All the tasks summed up here makes clinical biobanking itself a multi-disciplinary occupation, which centralise around the biobank manager. The tasks typically involve knowledge of standardization and quality control, insight in the latest research developments on biospecimens, information technology, legislation, ethics, transport of infectious material, cost recovery, clinical and diagnostic processes, logistics, contacts with stakeholders, external contacts. Sometimes even negotiation skills are needed especially when multiple parties show common interest in the same samples. The tasks are performed dependent on the size of the clinical biobank minimally by a biobank manager and a research technician dedicated to the biobank often complimented by a research nurse when informed consent is needed.

11 Cost recovery/sustainability

Such an environment can easily lead to devastating financial situations, where it can become impossible to sustain the biobank both in the short and long term. In the short term, retrospective collections are unusable for most research and prospective biobanks are tied to specific research projects that prohibit the use of material for other research initiatives. In the long term both types of biobanks are challenged with the current mantra that biobanks can somehow achieve self-financial sustainability, however, unlikely.
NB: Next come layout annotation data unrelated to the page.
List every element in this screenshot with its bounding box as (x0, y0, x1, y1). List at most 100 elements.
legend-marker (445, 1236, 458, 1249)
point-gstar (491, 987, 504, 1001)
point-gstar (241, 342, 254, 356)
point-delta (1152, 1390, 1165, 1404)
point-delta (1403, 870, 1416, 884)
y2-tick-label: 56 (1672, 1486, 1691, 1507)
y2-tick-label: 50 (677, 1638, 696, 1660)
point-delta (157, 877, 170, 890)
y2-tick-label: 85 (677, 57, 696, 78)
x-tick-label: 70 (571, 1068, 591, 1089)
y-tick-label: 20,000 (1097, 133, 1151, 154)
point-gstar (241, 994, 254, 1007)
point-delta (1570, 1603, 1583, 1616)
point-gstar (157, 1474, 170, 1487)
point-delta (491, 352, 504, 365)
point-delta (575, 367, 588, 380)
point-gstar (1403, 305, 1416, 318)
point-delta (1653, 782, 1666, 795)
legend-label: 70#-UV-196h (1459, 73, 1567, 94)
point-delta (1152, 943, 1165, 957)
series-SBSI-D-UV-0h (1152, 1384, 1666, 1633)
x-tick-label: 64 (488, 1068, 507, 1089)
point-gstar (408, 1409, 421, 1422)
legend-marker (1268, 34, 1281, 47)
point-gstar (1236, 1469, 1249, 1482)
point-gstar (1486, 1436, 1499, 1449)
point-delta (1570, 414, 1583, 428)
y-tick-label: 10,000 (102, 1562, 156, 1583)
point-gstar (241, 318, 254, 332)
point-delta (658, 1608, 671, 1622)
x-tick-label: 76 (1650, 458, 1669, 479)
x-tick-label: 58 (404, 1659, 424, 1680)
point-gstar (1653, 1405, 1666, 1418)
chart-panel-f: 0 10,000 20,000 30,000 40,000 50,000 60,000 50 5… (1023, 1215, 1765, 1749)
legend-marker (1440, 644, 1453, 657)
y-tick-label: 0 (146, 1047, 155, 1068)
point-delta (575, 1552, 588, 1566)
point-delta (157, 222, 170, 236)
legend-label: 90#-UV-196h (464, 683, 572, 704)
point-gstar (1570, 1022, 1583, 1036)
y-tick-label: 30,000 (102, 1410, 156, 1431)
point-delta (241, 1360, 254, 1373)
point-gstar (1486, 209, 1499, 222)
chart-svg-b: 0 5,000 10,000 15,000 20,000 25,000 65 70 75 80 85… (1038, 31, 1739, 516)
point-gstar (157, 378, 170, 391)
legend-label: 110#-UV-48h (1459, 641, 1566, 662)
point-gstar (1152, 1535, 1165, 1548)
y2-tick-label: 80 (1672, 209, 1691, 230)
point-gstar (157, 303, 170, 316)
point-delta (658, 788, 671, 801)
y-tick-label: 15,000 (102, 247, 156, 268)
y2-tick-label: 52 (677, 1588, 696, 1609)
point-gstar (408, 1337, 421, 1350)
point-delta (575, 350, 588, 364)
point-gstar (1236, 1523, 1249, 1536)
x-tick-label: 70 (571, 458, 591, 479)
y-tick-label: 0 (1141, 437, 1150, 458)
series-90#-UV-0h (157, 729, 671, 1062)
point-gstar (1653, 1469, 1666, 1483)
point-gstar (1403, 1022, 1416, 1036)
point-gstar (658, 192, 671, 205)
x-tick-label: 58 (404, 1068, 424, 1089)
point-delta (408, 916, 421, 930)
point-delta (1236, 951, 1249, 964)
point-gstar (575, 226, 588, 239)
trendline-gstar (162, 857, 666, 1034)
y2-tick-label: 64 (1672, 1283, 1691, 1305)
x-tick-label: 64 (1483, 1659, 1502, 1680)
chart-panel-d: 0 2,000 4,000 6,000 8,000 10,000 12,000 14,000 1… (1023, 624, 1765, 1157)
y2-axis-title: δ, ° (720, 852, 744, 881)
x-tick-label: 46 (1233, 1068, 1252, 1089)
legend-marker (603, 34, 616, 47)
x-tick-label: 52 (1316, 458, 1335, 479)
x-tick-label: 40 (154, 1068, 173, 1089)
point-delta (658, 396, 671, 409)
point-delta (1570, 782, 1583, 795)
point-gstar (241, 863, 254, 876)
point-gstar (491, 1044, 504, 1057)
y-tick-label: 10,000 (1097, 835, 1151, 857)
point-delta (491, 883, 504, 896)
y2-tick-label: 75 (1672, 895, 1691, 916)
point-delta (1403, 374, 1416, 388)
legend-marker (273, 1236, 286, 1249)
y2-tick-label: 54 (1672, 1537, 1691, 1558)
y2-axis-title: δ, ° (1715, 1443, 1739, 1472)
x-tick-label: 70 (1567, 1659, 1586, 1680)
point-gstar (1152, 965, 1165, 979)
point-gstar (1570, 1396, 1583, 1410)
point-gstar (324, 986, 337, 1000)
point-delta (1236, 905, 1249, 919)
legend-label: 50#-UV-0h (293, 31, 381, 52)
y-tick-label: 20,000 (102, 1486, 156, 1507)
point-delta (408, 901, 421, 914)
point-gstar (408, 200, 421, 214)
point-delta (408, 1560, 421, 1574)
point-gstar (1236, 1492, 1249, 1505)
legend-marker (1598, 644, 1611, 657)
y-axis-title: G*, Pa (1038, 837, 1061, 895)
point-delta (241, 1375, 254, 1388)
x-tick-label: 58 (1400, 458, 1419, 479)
The long-term survival of biobanks depends on host institutional support. To secure this support institute funded biobanks frequently provide scientists conducting within the institution with 100% discount. In recognition of funding from public sources, external users are often charged a user fee that deducts the institutional support towards complete cost recovery This leads to a level product and service pricing complexity that a biobank manager requires to conduct complex and difficult cost calculations. The choice in cost models is already difficult and chasing for hidden costs even worse. However, it is necessary to have a good idea what the cost per sample is.

In addition, the full pricing can be to shown to those scientists who do not have to pay the samples have beyond a scientific value to demonstrate that a substantial financial value is represented. Presenting the bill showing the discount of 100% to also those who do not have to pay can alter the respect for the input of the biobank.